Com a entrada em vigor do Regime de Recuperação Fiscal (RRF), temos alertado que ele não trará a definitiva sustentabilidade às contas estaduais, e sim gerará um novo processo de acumulação de dívida. Em recentes artigos, estimamos que a reestruturação do passivo estadual prevista no novo regime, aceito sem contestação pelo Executivo Estadual em R$ 74 bilhões, custará até o final do contrato entre R$150 e R$ 168 bilhões, dependendo da métrica de cálculo utilizada.
Em 2021, o montante de R$ 3,4 bilhões do serviço da dívida não foi pago devido às liminares junto ao STF, sendo que os pagamentos alcançarão R$ 6,0 bilhões em 2031 quando as prestações voltarão a ser integrais. Portanto, o RRF se caracteriza como um plano de postergação das prestações da dívida e com aumento crescente do saldo devedor durante os primeiros anos 9 anos, pelo fato de que a parcela não paga das prestações será incorporada ao saldo devedor, simples assim.
Nos próximos anos, com as restrições fiscais impostas pelo regime, a política fiscal do governo estadual se submeterá à orientação de um comitê técnico instituído pelo RRF. Será uma espécie de guarda compartilhada do caixa.
As reformas previdenciárias e administrativas atenuarão o crescimento das despesas com pessoal e o teto de gastos será instrumento para conter as despesas primárias. Consequencia do RRF e de suas amarras, além da perda da autonomia administrativa, é seu impacto no custeio das despesas públicas e dos investimentos, com influência na qualidade dos serviços públicos e sobre os indicadores de eficiência em educação, segurança e saúde.
Ressalte-se que, pelas garantias que a União impôs no contrato, a primeira despesa a ser paga será sempre a das prestações de dívida e depois virão as demais.

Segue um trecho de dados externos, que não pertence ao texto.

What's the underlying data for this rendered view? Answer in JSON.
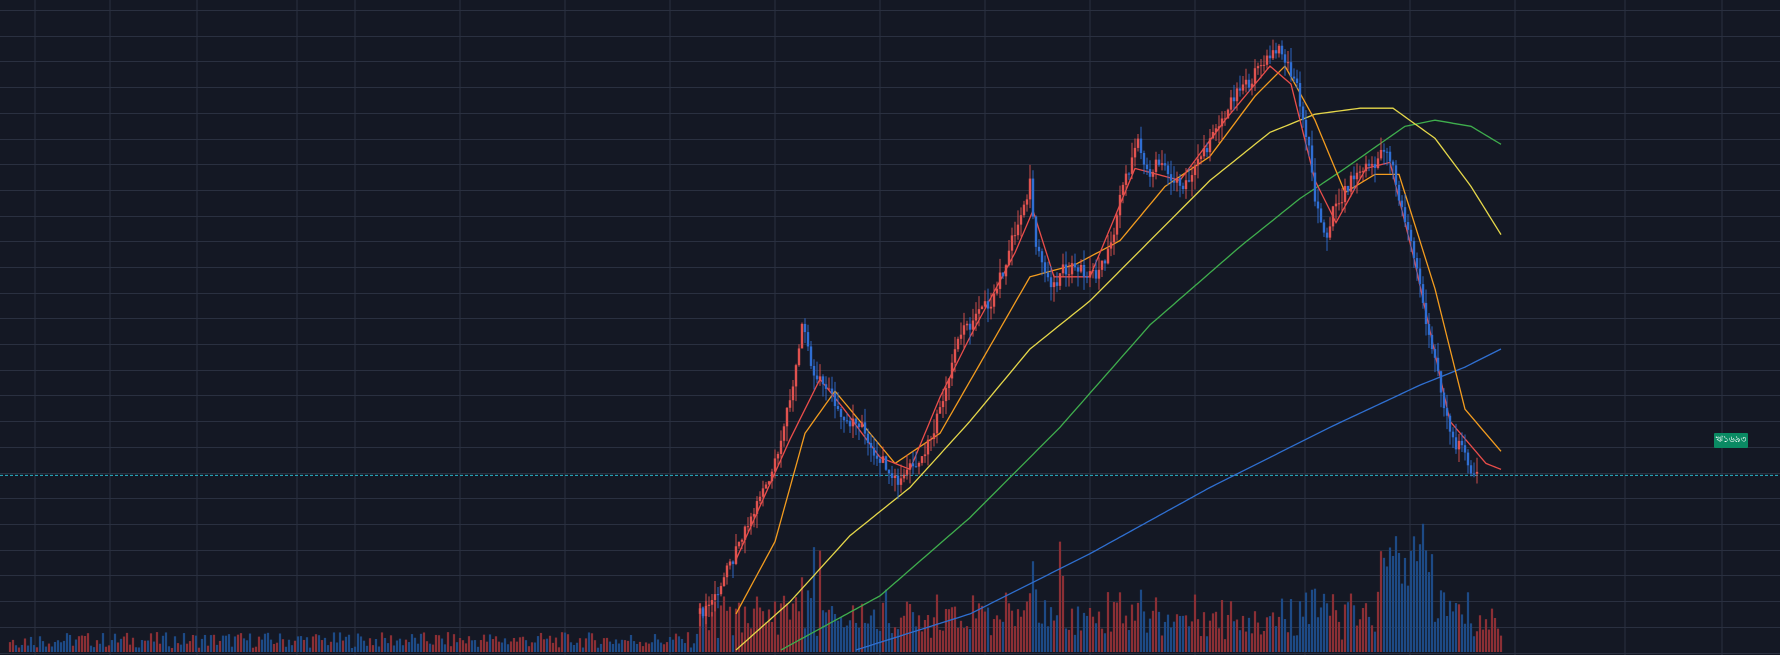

A estratégia de quem negociou foi de uma hipotética geração de superávits primários, levando à queda da relação dívida/receita líquida, ajustada do lado da despesa. Para tanto, o Plano do RRF pressupõe um crescimento real da RCL acima das despesas primárias e um continuado crescimento virtuoso do PIB estadual.
Quaisquer projeções que se façam com relação ao comprometimento da receita com o pagamento da dívida e que não pressuponham um crescimento constante e estável da arrecadação e do PIB estadual, poderá levar a um comprometimento superior a 10% da receita quando se passar a pagar a integralidade das prestações.
Futuras renegociações não serão surpresas.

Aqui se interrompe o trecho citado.